CCT020312 is capable of delivering potent, and eukaryotic initiation factor 2-alpha kinase 3 (EIF2AK3) selective, proliferation control and also is an activator of RNA-like endoplasmic reticulum kinase (PERK).

Treatment of HT29 cells with CCT020312 for 24 hours reveal a concentration-dependent loss of P-S608-pRB signal, with a linear response between 1.8 and 6.1 μM. CCT020312 treatment effectively inhibits cell proliferation (as measured at 96 hours) even if treatment is for 2 hours only with subsequent compound washout, indicating that CCT020312 is capable of eliciting durable rather than transient cytostasis. Treatment of HT29 cells with 10 μM CCT020312 for 24 hours reduce the amount of the G1/S cyclins D1, D2, E and A as well as the CDK catalytic subunit CDK2 and increased the level of the CDK inhibitor p27KIP1 present in such cells[1].

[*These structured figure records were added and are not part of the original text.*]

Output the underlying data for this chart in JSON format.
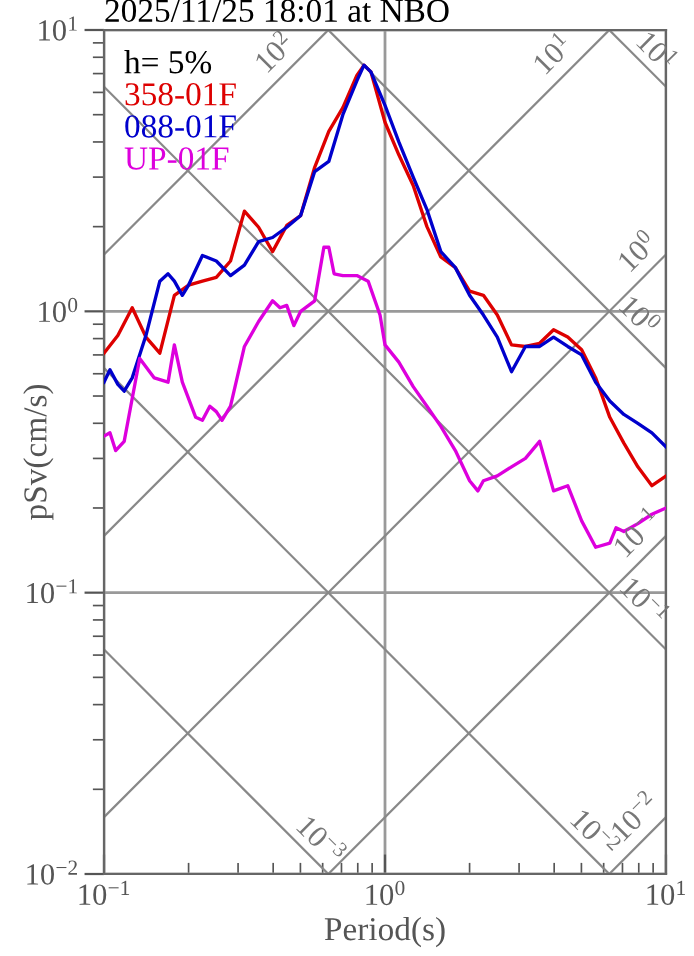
{
  "chart_data": {
    "type": "line",
    "title": "2025/11/25 18:01 at NBO",
    "legend_title": "h= 5%",
    "xlabel": "Period(s)",
    "ylabel": "pSv(cm/s)",
    "log": "xy",
    "grid": true,
    "legend": "top left",
    "xlim": [
      0.1,
      10
    ],
    "ylim": [
      0.01,
      10
    ],
    "xticks": [
      {
        "value": 0.1,
        "label": "10$^{−1}$"
      },
      {
        "value": 1,
        "label": "10$^{0}$"
      },
      {
        "value": 10,
        "label": "10$^{1}$"
      }
    ],
    "yticks": [
      {
        "value": 0.01,
        "label": "10$^{−2}$"
      },
      {
        "value": 0.1,
        "label": "10$^{−1}$"
      },
      {
        "value": 1,
        "label": "10$^{0}$"
      },
      {
        "value": 10,
        "label": "10$^{1}$"
      }
    ],
    "series": [
      {
        "color": "#888888",
        "x": [
          0.1,
          0.6283
        ],
        "values": [
          1.592,
          10
        ]
      },
      {
        "color": "#888888",
        "x": [
          0.1,
          6.283
        ],
        "values": [
          0.1592,
          10
        ]
      },
      {
        "color": "#888888",
        "x": [
          0.1,
          10
        ],
        "values": [
          0.01592,
          1.592
        ]
      },
      {
        "color": "#888888",
        "x": [
          0.6283,
          10
        ],
        "values": [
          0.01,
          0.1592
        ]
      },
      {
        "color": "#888888",
        "x": [
          6.283,
          10
        ],
        "values": [
          0.01,
          0.01592
        ]
      },
      {
        "color": "#888888",
        "x": [
          6.283,
          10
        ],
        "values": [
          10,
          6.283
        ]
      },
      {
        "color": "#888888",
        "x": [
          0.6283,
          10
        ],
        "values": [
          10,
          0.6283
        ]
      },
      {
        "color": "#888888",
        "x": [
          0.1,
          10
        ],
        "values": [
          6.283,
          0.06283
        ]
      },
      {
        "color": "#888888",
        "x": [
          0.1,
          6.283
        ],
        "values": [
          0.6283,
          0.01
        ]
      },
      {
        "color": "#888888",
        "x": [
          0.1,
          0.6283
        ],
        "values": [
          0.06283,
          0.01
        ]
      },
      {
        "name": "358-01F",
        "color": "#dd0000",
        "x": [
          0.1,
          0.112,
          0.126,
          0.141,
          0.158,
          0.178,
          0.2,
          0.224,
          0.251,
          0.282,
          0.316,
          0.355,
          0.398,
          0.447,
          0.501,
          0.562,
          0.631,
          0.708,
          0.794,
          0.842,
          0.891,
          1.0,
          1.12,
          1.26,
          1.41,
          1.58,
          1.78,
          2.0,
          2.24,
          2.51,
          2.82,
          3.16,
          3.55,
          3.98,
          4.47,
          5.01,
          5.62,
          6.31,
          7.08,
          7.94,
          8.91,
          10
        ],
        "values": [
          0.71,
          0.82,
          1.03,
          0.81,
          0.71,
          1.14,
          1.24,
          1.28,
          1.32,
          1.51,
          2.27,
          1.99,
          1.63,
          2.02,
          2.19,
          3.25,
          4.36,
          5.3,
          6.9,
          7.5,
          7.1,
          4.7,
          3.6,
          2.8,
          2.0,
          1.56,
          1.43,
          1.18,
          1.14,
          0.97,
          0.76,
          0.75,
          0.77,
          0.86,
          0.81,
          0.73,
          0.58,
          0.42,
          0.34,
          0.28,
          0.24,
          0.26
        ]
      },
      {
        "name": "088-01F",
        "color": "#0000cc",
        "x": [
          0.1,
          0.105,
          0.112,
          0.118,
          0.126,
          0.141,
          0.158,
          0.169,
          0.178,
          0.19,
          0.2,
          0.224,
          0.251,
          0.282,
          0.316,
          0.355,
          0.398,
          0.447,
          0.501,
          0.562,
          0.631,
          0.708,
          0.794,
          0.842,
          0.891,
          1.0,
          1.12,
          1.26,
          1.41,
          1.58,
          1.78,
          2.0,
          2.24,
          2.51,
          2.82,
          3.16,
          3.55,
          3.98,
          4.47,
          5.01,
          5.62,
          6.31,
          7.08,
          7.94,
          8.91,
          10
        ],
        "values": [
          0.56,
          0.62,
          0.55,
          0.52,
          0.58,
          0.82,
          1.28,
          1.36,
          1.28,
          1.14,
          1.24,
          1.58,
          1.51,
          1.34,
          1.46,
          1.77,
          1.83,
          1.99,
          2.19,
          3.14,
          3.41,
          5.0,
          6.6,
          7.5,
          7.1,
          5.4,
          4.0,
          3.0,
          2.3,
          1.63,
          1.43,
          1.14,
          0.97,
          0.81,
          0.61,
          0.75,
          0.75,
          0.81,
          0.75,
          0.7,
          0.56,
          0.48,
          0.43,
          0.4,
          0.37,
          0.33
        ]
      },
      {
        "name": "UP-01F",
        "color": "#dd00dd",
        "x": [
          0.1,
          0.105,
          0.11,
          0.118,
          0.126,
          0.134,
          0.151,
          0.169,
          0.178,
          0.19,
          0.212,
          0.224,
          0.238,
          0.251,
          0.263,
          0.282,
          0.316,
          0.355,
          0.398,
          0.423,
          0.447,
          0.474,
          0.501,
          0.562,
          0.606,
          0.631,
          0.659,
          0.708,
          0.794,
          0.871,
          0.96,
          1.0,
          1.12,
          1.26,
          1.41,
          1.58,
          1.78,
          2.0,
          2.14,
          2.24,
          2.51,
          2.82,
          3.16,
          3.55,
          3.98,
          4.47,
          5.01,
          5.62,
          6.31,
          6.64,
          7.08,
          7.94,
          8.91,
          10
        ],
        "values": [
          0.36,
          0.37,
          0.32,
          0.345,
          0.49,
          0.68,
          0.58,
          0.56,
          0.76,
          0.56,
          0.42,
          0.41,
          0.46,
          0.44,
          0.41,
          0.46,
          0.75,
          0.92,
          1.09,
          1.03,
          1.05,
          0.89,
          1.0,
          1.09,
          1.69,
          1.69,
          1.36,
          1.34,
          1.34,
          1.28,
          0.97,
          0.76,
          0.66,
          0.54,
          0.46,
          0.39,
          0.32,
          0.25,
          0.23,
          0.25,
          0.26,
          0.28,
          0.3,
          0.345,
          0.23,
          0.24,
          0.18,
          0.145,
          0.15,
          0.17,
          0.165,
          0.176,
          0.19,
          0.2
        ]
      }
    ],
    "annotations": [
      {
        "text": "10$^{2}$",
        "x": 0.46,
        "y": 7.3
      },
      {
        "text": "10$^{1}$",
        "x": 4.5,
        "y": 7.2
      },
      {
        "text": "10$^{1}$",
        "x": 8.3,
        "y": 7.57
      },
      {
        "text": "10$^{0}$",
        "x": 9.0,
        "y": 1.43
      },
      {
        "text": "10$^{0}$",
        "x": 7.2,
        "y": 0.87
      },
      {
        "text": "10$^{−1}$",
        "x": 9.0,
        "y": 0.143
      },
      {
        "text": "10$^{−1}$",
        "x": 7.5,
        "y": 0.084
      },
      {
        "text": "10$^{−2}$",
        "x": 8.8,
        "y": 0.014
      },
      {
        "text": "10$^{−2}$",
        "x": 5.0,
        "y": 0.01257
      },
      {
        "text": "10$^{−3}$",
        "x": 0.53,
        "y": 0.0119
      }
    ]
  }
}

Treatment of mice with the PERK activator CCT020312 leads to increased levels of phosphorylated PERK and NRF2 in brain homogenates[2].

[1]. Stockwell SR, et al.Mechanism-based screen for G1/S checkpoint activators identifies a selective activator of EIF2AK3/PERK signalling. PLoS One. 2012;7(1):e28568. [2]. Bruch J, et al. PERK activation mitigates tau pathology in vitro and in vivo. EMBO Mol Med. 2017 Mar;9(3):371-384.